FOREST LAKE TALKS

December 24 Advent Devotional

Is it not to share your food with the hungry and to provide the poor wanderer with shelter— when you see the naked, to clothe them, and not to turn away from your own flesh and blood? -Isaiah 58:7

When we think of hospitality, this what we imagine. Giving to those in need, welcoming guests into our home, and being friendly to those around us. This are truly good and noble things to do, but with the tumult that has happened so far this year, I think we can look at hospitality in another way, in a way that is needed in this time of division.

Hospitality can be done in a way where we create a space where strangers can enter and become friends instead of enemies. A space where those who have bigotry in their hearts can discover in themselves why they hold such things. A place where they are actively listened to. Hospitality wouldn’t be used to force change in people, but it creates the space where change can take place. It’s an open space where people can see what is out there and all the choices that are available to them.

As the last four years as shown, we cannot always change people’s minds with our convictions, stories, or theology. Instead, let’s try to create and offer a space where people are encouraged to disarm themselves, where every thought we/they have is not immediately attacked and dismissed, but approached with genuine curiosity on where that thought comes from. Hospitality can be a powerful force because it can provide a space where interactions of love, compassion, empathy, understanding, and grace have a chance to take place.

It’s like the Christmas truce of 1914, during WWI. No-mans-land, a place that was full of death and destruction, became a place of hospitality.
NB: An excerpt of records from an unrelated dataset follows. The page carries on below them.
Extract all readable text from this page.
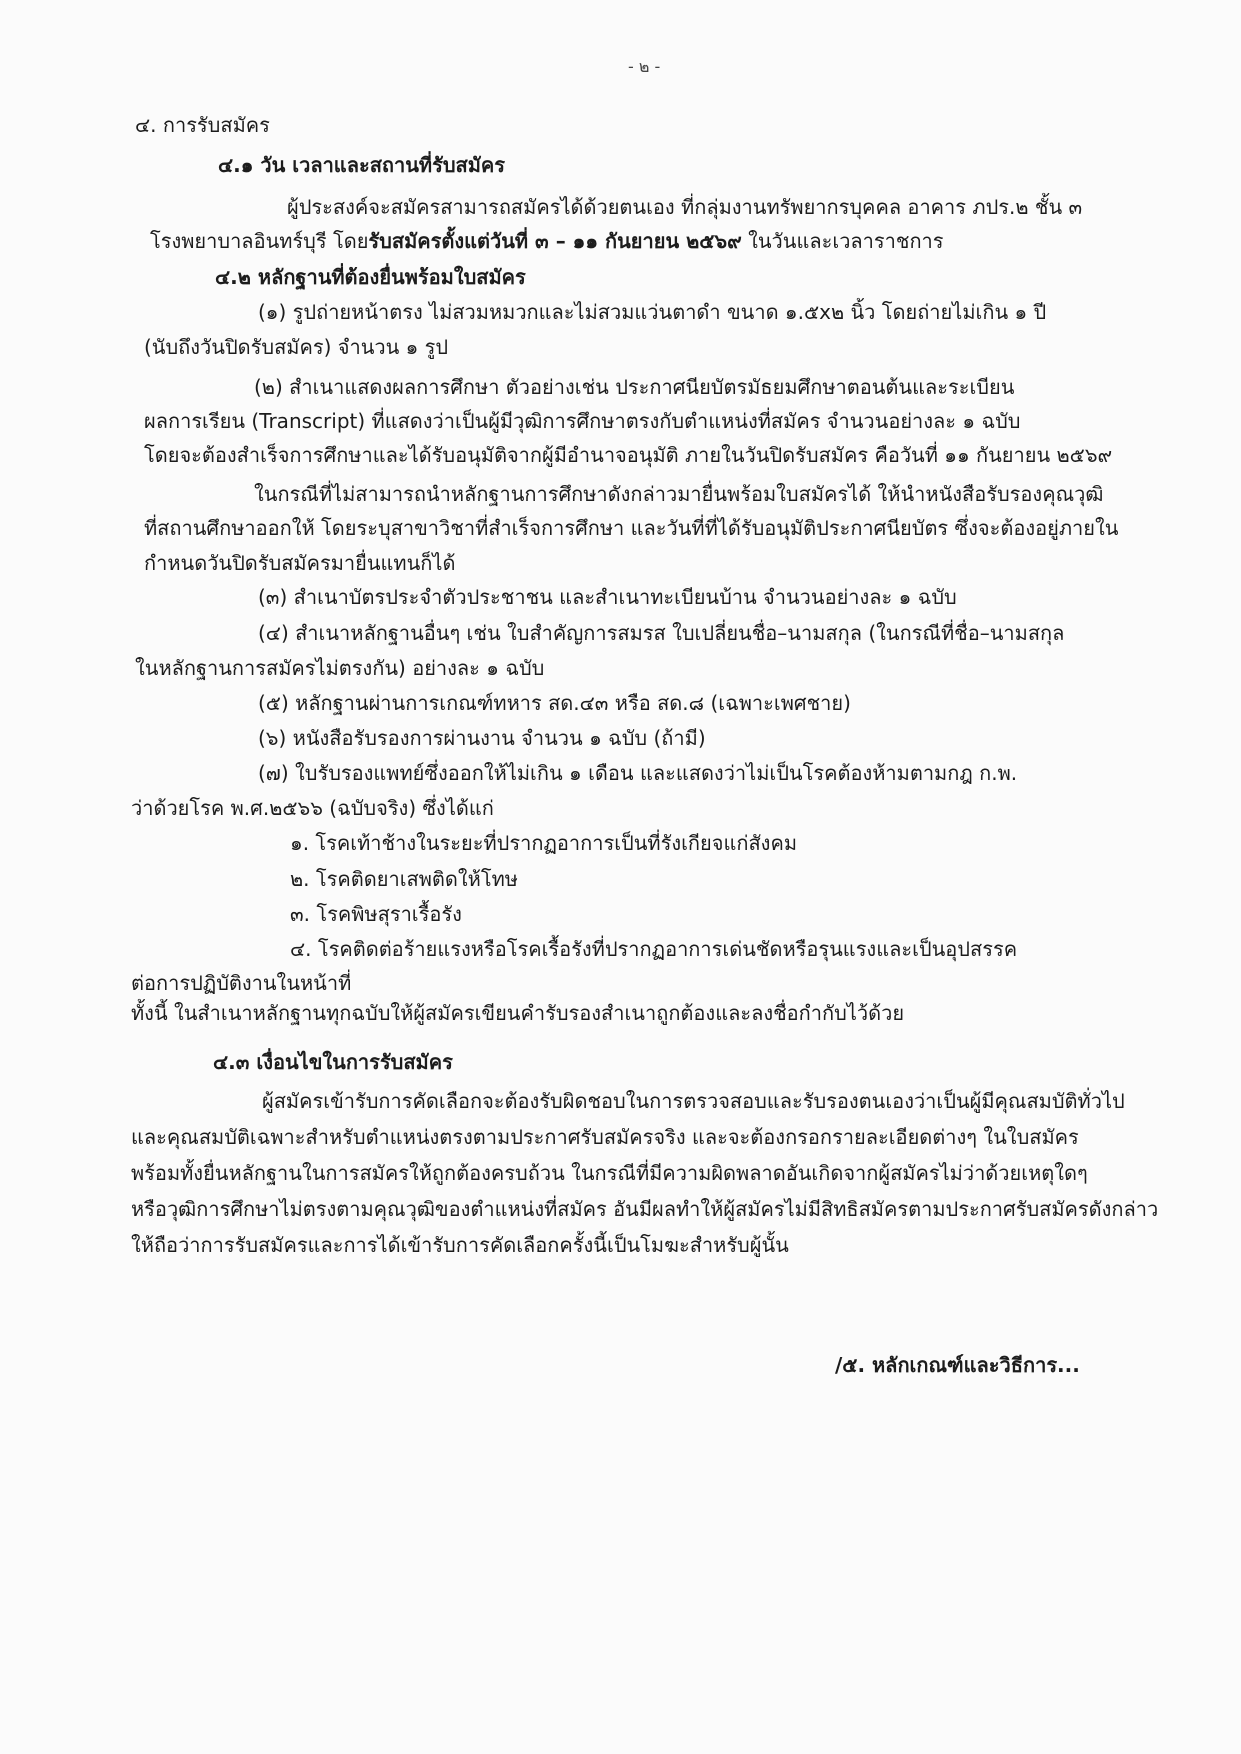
- ๒ -
๔. การรับสมัคร
๔.๑ วัน เวลาและสถานที่รับสมัคร
ผู้ประสงค์จะสมัครสามารถสมัครได้ด้วยตนเอง ที่กลุ่มงานทรัพยากรบุคคล อาคาร ภปร.๒ ชั้น ๓
โรงพยาบาลอินทร์บุรี โดยรับสมัครตั้งแต่วันที่ ๓ – ๑๑ กันยายน ๒๕๖๙ ในวันและเวลาราชการ
๔.๒ หลักฐานที่ต้องยื่นพร้อมใบสมัคร
(๑) รูปถ่ายหน้าตรง ไม่สวมหมวกและไม่สวมแว่นตาดำ ขนาด ๑.๕x๒ นิ้ว โดยถ่ายไม่เกิน ๑ ปี
(นับถึงวันปิดรับสมัคร) จำนวน ๑ รูป
(๒) สำเนาแสดงผลการศึกษา ตัวอย่างเช่น ประกาศนียบัตรมัธยมศึกษาตอนต้นและระเบียน
ผลการเรียน (Transcript) ที่แสดงว่าเป็นผู้มีวุฒิการศึกษาตรงกับตำแหน่งที่สมัคร จำนวนอย่างละ ๑ ฉบับ
โดยจะต้องสำเร็จการศึกษาและได้รับอนุมัติจากผู้มีอำนาจอนุมัติ ภายในวันปิดรับสมัคร คือวันที่ ๑๑ กันยายน ๒๕๖๙
ในกรณีที่ไม่สามารถนำหลักฐานการศึกษาดังกล่าวมายื่นพร้อมใบสมัครได้ ให้นำหนังสือรับรองคุณวุฒิ
ที่สถานศึกษาออกให้ โดยระบุสาขาวิชาที่สำเร็จการศึกษา และวันที่ที่ได้รับอนุมัติประกาศนียบัตร ซึ่งจะต้องอยู่ภายใน
กำหนดวันปิดรับสมัครมายื่นแทนก็ได้
(๓) สำเนาบัตรประจำตัวประชาชน และสำเนาทะเบียนบ้าน จำนวนอย่างละ ๑ ฉบับ
(๔) สำเนาหลักฐานอื่นๆ เช่น ใบสำคัญการสมรส ใบเปลี่ยนชื่อ–นามสกุล (ในกรณีที่ชื่อ–นามสกุล
ในหลักฐานการสมัครไม่ตรงกัน) อย่างละ ๑ ฉบับ
(๕) หลักฐานผ่านการเกณฑ์ทหาร สด.๔๓ หรือ สด.๘ (เฉพาะเพศชาย)
(๖) หนังสือรับรองการผ่านงาน จำนวน ๑ ฉบับ (ถ้ามี)
(๗) ใบรับรองแพทย์ซึ่งออกให้ไม่เกิน ๑ เดือน และแสดงว่าไม่เป็นโรคต้องห้ามตามกฎ ก.พ.
ว่าด้วยโรค พ.ศ.๒๕๖๖ (ฉบับจริง) ซึ่งได้แก่
๑. โรคเท้าช้างในระยะที่ปรากฏอาการเป็นที่รังเกียจแก่สังคม
๒. โรคติดยาเสพติดให้โทษ
๓. โรคพิษสุราเรื้อรัง
๔. โรคติดต่อร้ายแรงหรือโรคเรื้อรังที่ปรากฏอาการเด่นชัดหรือรุนแรงและเป็นอุปสรรค
ต่อการปฏิบัติงานในหน้าที่
ทั้งนี้ ในสำเนาหลักฐานทุกฉบับให้ผู้สมัครเขียนคำรับรองสำเนาถูกต้องและลงชื่อกำกับไว้ด้วย
๔.๓ เงื่อนไขในการรับสมัคร
ผู้สมัครเข้ารับการคัดเลือกจะต้องรับผิดชอบในการตรวจสอบและรับรองตนเองว่าเป็นผู้มีคุณสมบัติทั่วไป
และคุณสมบัติเฉพาะสำหรับตำแหน่งตรงตามประกาศรับสมัครจริง และจะต้องกรอกรายละเอียดต่างๆ ในใบสมัคร
พร้อมทั้งยื่นหลักฐานในการสมัครให้ถูกต้องครบถ้วน ในกรณีที่มีความผิดพลาดอันเกิดจากผู้สมัครไม่ว่าด้วยเหตุใดๆ
หรือวุฒิการศึกษาไม่ตรงตามคุณวุฒิของตำแหน่งที่สมัคร อันมีผลทำให้ผู้สมัครไม่มีสิทธิสมัครตามประกาศรับสมัครดังกล่าว
ให้ถือว่าการรับสมัครและการได้เข้ารับการคัดเลือกครั้งนี้เป็นโมฆะสำหรับผู้นั้น
/๕. หลักเกณฑ์และวิธีการ...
Two sides that were told the other were evil, played soccer, sang hymns, and suddenly found each other’s humanity. That open space of hospitality completely changed the hearts and minds of two sides that were supposed to hate each other.

That’s what we need to do now. As we gather now for this Christmas season, let’s create spaces where warring sides can come together. Let’s work to ensure everyone sees each other’s humanity again, and be reminded that they too are children of God.

Lord, in this season when we are coming together, let us remember those whom we have excluded. Soften our hearts and allow your love to pour out of us into welcoming spaces for all your children. Help us to use that space and love to heal the wounds that divide us, and reconcile us. Help us treat the stranger as our neighbor and remember that love is how we fulfill all that you commanded us to do. May you love and peace wash over us, and may we always keep your words in our hearts. Amen.